Setup for Raster Processing in AWS EMR#
The BDT raster processors require additional libararies not included with the BDT jar. This guide describes how to pull these libraries into your environment.
For spark to properly install the required libraries, an ivySettings.xml file must be provided. See the snippet below for what this file should look like. Upload this xml file to an easily accessible place in your s3 bucket.
<ivysettings>
<settings defaultResolver="chain"/>
<resolvers>
<chain name="chain">
<ibiblio name="osgeo" m2compatible="true" root="https://repo.osgeo.org/repository/release" />
<ibiblio name="central" m2compatible="true" root="https://repo1.maven.org/maven2/" />
</chain>
</resolvers>
</ivysettings>
This ivySettings.xml file must be copied from s3 to each cluster node using an init script.

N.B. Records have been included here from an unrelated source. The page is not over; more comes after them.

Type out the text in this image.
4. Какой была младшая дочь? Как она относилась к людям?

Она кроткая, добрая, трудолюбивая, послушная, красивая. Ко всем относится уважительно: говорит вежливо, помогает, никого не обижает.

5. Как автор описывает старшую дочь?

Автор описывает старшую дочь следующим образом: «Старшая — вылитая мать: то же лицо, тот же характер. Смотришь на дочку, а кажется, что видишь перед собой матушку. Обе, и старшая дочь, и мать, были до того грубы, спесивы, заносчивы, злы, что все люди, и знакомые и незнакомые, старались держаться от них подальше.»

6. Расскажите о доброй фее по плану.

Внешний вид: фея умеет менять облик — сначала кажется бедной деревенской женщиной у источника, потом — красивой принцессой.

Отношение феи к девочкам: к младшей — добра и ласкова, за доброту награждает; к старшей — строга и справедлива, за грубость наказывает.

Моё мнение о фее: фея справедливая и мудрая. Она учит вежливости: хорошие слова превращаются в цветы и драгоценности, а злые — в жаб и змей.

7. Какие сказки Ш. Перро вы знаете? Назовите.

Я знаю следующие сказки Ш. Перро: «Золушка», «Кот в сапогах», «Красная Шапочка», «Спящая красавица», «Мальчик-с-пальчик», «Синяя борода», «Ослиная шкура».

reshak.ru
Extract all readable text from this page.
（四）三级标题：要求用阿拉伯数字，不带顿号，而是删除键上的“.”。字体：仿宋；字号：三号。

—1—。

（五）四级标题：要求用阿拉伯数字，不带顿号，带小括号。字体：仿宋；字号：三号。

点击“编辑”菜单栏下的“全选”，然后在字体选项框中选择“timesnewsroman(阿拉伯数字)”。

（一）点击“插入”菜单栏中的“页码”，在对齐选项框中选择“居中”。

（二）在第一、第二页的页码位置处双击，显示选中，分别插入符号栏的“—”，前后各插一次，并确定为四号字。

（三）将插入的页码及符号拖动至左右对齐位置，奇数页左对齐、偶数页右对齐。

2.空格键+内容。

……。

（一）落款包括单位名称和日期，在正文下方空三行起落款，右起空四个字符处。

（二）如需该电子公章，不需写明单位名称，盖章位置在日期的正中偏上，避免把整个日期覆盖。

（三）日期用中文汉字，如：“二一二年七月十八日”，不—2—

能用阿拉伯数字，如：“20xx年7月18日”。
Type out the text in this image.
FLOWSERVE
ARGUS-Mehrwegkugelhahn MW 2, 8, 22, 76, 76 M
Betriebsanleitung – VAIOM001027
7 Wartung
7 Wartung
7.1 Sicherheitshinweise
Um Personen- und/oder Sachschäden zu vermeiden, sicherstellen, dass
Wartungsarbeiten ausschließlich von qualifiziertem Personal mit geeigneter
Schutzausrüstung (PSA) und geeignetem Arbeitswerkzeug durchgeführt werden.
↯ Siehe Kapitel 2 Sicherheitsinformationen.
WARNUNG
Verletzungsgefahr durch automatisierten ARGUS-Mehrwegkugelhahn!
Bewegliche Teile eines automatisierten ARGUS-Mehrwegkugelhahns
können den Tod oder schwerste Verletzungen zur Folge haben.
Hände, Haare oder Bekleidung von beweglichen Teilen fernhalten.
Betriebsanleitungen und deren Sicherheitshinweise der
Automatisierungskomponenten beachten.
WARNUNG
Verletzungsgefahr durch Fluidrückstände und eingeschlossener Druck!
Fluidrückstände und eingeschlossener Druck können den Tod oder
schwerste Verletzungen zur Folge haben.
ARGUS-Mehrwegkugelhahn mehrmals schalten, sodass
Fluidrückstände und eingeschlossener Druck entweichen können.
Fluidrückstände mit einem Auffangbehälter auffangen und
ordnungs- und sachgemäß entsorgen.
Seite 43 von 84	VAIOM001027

Create an
emr_raster_bootstrap.sh
init script with the following line and upload it to s3:
sudo aws s3 cp s3://<path-to-ivySettings.xml> /home/hadoop/
Make sure to replace the ivySettings.xml path with the correct location on your s3 bucket.
Create a new clutser in EMR. In cluster creation under “Bootstrap actions”, add the
emr_raster_bootstrap.sh
init script. This is located in the s3 bucket that you saved it to in the previous step.
Once the cluster with the init script has started, insert this cell into your notebook and run it. Replace the path to the BDT jar and BDT zip with their locations on your s3 bucket.
%%configure -f
{
"jars": ["s3://my-bucket/<path-to-bdt-jar>"],
"pyFiles": ["s3://my-bucket/<path-to-bdt-zip>"],
"conf": {
"spark.jars.packages": "org.geotools:gt-main:24.6,org.geotools:gt-geotiff:24.6,org.geotools:gt-epsg-hsql:24.6",
"spark.jars.excludes": "org.scala-lang:scala-reflect,com.fasterxml.jackson.core:jackson-core",
"spark.jars.repositories": "https://mvnrepository.com/artifact,https://repo.osgeo.org/repository/release,https://repo1.maven.org/maven2",
"spark.jars.ivySettings": "file:///home/hadoop/ivySettings.xml"
}
}
Running this cell for the first time may produce an error. Because these additional libraries needed for raster processing take time to download, the startup may time out before they are done downloading. If this happens, detach and re-atach the cluster and run this cell again. You may need to do this once or twice more. The download progress should be cached from the previous run and subsequent runs will have enough time to complete.